In the condensed financial statements included in the Q3 Form 10-Q, the Company
reclassified the requisite amount of Class A common stock from permanent to
temporary equity, with the offset recorded to additional paid-in capital (to the
extent available), accumulated deficit and shares of Class A common stock, and
presented the effects of the revision on the Company's previously issued
financial statements. The Company also revised its earnings per share
calculation to allocate net income evenly to Class A and Class B common stock.
This presentation contemplates an initial business combination as the most
likely outcome, in which case, both classes of common stock share pro rata in
the income (loss) of the Company.
The Company presented the reclassification in the Q3 Form 10-Q as a revision
that did not require the restatement of previously filed financial statements.
Subsequent to the filing of the Q3 Form 10-Q, the Company determined that it
needed to restate its prior financial statements due to the quantitative
materiality of the reclassification. Upon further review, the Company determined
that the Q3 Form 10-Q should be updated to indicate that the classification
error is a restatement and not a revision.
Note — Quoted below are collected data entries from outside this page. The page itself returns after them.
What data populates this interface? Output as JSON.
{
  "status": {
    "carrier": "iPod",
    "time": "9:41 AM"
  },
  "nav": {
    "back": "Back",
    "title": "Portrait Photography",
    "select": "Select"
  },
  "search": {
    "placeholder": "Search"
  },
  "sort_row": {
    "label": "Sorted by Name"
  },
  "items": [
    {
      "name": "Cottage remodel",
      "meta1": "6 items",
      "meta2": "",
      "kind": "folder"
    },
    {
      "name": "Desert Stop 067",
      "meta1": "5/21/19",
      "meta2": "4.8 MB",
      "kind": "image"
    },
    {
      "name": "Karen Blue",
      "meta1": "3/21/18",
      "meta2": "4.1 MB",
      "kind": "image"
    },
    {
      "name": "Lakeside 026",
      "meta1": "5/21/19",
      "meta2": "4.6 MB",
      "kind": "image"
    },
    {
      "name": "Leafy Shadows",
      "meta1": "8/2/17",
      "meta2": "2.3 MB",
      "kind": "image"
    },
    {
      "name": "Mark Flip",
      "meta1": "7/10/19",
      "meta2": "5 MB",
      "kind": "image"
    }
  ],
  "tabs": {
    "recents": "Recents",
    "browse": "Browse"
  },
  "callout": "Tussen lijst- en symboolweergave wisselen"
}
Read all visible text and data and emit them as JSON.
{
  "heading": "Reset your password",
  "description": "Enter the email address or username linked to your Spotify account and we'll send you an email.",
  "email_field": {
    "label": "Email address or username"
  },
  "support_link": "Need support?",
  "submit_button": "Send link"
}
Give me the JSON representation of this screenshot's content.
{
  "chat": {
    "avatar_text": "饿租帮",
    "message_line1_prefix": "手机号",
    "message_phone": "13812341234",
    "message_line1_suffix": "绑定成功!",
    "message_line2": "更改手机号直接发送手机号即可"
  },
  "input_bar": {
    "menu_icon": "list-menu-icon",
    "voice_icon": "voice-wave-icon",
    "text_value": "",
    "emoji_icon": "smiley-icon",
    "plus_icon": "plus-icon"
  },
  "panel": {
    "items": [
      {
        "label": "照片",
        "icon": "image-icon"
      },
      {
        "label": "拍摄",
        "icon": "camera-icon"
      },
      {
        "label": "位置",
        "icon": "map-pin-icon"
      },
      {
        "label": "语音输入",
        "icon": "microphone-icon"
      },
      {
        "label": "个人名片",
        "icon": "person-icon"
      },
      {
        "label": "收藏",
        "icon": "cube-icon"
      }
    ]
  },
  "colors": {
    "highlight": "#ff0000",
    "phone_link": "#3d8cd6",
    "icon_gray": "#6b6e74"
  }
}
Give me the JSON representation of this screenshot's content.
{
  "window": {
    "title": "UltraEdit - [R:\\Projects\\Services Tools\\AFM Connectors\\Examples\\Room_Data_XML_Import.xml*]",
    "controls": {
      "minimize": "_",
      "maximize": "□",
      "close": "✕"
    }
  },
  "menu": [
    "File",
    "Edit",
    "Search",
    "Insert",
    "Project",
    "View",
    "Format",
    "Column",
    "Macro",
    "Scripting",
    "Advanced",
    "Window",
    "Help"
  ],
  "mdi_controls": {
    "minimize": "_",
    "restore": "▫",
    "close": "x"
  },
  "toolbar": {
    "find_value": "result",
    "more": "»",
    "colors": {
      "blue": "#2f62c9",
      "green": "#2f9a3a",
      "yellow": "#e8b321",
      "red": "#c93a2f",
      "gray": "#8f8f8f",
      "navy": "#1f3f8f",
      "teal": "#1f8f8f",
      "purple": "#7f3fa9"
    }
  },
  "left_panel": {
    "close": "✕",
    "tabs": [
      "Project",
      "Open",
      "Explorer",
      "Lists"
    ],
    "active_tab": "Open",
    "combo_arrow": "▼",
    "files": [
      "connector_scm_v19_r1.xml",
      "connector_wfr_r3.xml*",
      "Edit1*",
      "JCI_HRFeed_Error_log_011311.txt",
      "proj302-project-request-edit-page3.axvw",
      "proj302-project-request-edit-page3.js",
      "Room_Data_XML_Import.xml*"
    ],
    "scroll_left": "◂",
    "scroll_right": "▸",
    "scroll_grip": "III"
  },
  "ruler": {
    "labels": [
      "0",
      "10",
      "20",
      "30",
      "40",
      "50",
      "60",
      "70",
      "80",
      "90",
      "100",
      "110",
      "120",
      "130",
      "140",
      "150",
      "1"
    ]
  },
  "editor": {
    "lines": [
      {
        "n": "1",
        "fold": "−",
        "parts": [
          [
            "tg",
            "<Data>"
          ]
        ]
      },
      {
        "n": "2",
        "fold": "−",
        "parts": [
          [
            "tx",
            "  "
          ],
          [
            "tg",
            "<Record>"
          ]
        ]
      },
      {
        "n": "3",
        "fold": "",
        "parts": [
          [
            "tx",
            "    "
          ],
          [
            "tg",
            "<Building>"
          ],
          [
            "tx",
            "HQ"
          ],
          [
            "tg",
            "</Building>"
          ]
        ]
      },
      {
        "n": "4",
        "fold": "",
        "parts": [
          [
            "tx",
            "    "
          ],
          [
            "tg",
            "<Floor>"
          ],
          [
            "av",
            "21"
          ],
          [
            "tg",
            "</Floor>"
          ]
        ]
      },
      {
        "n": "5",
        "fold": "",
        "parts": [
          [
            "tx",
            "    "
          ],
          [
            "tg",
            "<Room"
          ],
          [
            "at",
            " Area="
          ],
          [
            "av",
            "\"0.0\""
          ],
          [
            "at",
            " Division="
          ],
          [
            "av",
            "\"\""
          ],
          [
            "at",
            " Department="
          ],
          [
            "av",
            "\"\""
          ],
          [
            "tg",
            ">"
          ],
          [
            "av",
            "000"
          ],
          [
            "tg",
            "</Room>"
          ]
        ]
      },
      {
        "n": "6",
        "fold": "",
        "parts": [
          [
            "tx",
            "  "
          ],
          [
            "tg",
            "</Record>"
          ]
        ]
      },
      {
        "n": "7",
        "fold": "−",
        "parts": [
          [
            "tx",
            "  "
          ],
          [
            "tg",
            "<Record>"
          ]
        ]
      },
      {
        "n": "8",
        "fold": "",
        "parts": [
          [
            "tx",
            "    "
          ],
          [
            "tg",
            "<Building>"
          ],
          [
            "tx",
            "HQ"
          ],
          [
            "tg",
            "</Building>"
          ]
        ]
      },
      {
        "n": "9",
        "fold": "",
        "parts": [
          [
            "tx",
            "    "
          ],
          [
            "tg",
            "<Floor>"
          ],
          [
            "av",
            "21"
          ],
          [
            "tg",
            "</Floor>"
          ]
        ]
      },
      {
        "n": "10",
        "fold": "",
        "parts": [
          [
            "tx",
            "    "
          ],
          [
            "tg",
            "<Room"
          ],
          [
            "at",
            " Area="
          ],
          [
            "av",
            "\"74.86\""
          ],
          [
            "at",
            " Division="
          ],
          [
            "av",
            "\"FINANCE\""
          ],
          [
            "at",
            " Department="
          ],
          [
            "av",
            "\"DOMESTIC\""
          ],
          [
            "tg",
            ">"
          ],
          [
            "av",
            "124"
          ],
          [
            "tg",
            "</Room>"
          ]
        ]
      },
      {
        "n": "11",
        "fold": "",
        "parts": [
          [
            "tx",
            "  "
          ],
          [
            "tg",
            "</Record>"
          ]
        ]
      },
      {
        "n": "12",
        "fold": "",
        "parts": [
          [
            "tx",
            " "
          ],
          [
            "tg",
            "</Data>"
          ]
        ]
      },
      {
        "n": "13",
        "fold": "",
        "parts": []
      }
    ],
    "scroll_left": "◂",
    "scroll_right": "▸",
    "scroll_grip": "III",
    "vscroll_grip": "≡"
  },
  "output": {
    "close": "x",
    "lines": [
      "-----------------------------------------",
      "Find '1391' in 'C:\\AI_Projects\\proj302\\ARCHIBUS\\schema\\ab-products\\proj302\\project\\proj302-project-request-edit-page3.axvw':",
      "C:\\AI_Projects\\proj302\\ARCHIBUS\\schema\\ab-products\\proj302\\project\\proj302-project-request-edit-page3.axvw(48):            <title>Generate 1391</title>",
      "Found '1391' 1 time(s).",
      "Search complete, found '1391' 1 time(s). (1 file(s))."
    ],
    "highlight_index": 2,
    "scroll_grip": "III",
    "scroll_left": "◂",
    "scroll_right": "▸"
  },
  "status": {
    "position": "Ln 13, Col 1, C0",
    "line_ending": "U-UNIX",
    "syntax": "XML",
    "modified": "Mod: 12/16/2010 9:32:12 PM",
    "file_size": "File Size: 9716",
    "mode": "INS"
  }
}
As a result, on January 18, 2022, the audit committee (the "Audit Committee") of
the board of directors of the Company concluded, in discussion with the
Company's management and advisors, that due to the reclassification of the
Company's temporary and permanent equity and change in presentation of earnings
per share, the Company's previously issued: (i) audited balance sheet as of
December 28, 2020 filed as Exhibit 99.1 to the Company's Current Report on Form
8-K filed with the Securities and Exchange Commission (the "SEC") on December
28, 2020, (ii) audited financial statements as of December 31, 2020 contained in
the Company's Amendment No. 1 to its Annual Report on Form 10-K filed with the
SEC on May 28, 2021, (iii) unaudited financial statements as of March 31, 2021
contained in the Company's Quarterly Report on Form 10-Q filed with the SEC on
May 28, 2021, (iv) unaudited financial statements as of June 30, 2021 contained
in the Company's Quarterly Report on Form 10-Q filed with the SEC on August 12,
2021, and (v) unaudited financial statements as of September 30, 2021 contained
in the Company's Quarterly Report on Form 10-Q filed with the SEC on November
15, 2021, should no longer be relied upon. The Company will reflect this
reclassification in its forthcoming (i) amended Quarterly Report on Form 10-Q
for the quarterly period ended September 30, 2021 (the "Amended Q3 Form
10-Q") and (ii) Amendment No. 2 to its Annual Report on Form 10-K for the period
ended December 31, 2020, which the Company plans to file as soon as practicable.
The Company does not expect the changes described above to have any impact on
its cash position or the balance held in its trust account.
The Company's management has concluded that in light of the classification error
described above, a material weakness exists in the Company's internal control
over financial reporting and that the Company's disclosure controls and
procedures were not effective. The Company will describe its remediation plan
with respect to such material weakness in the Amended Q3 Form 10-Q.
The Company's management and the Audit Committee have discussed the matters
disclosed in this Current Report on Form 8-K pursuant to this Item 4.02 with
WithumSmith+Brown, PC, the Company's independent registered accounting firm.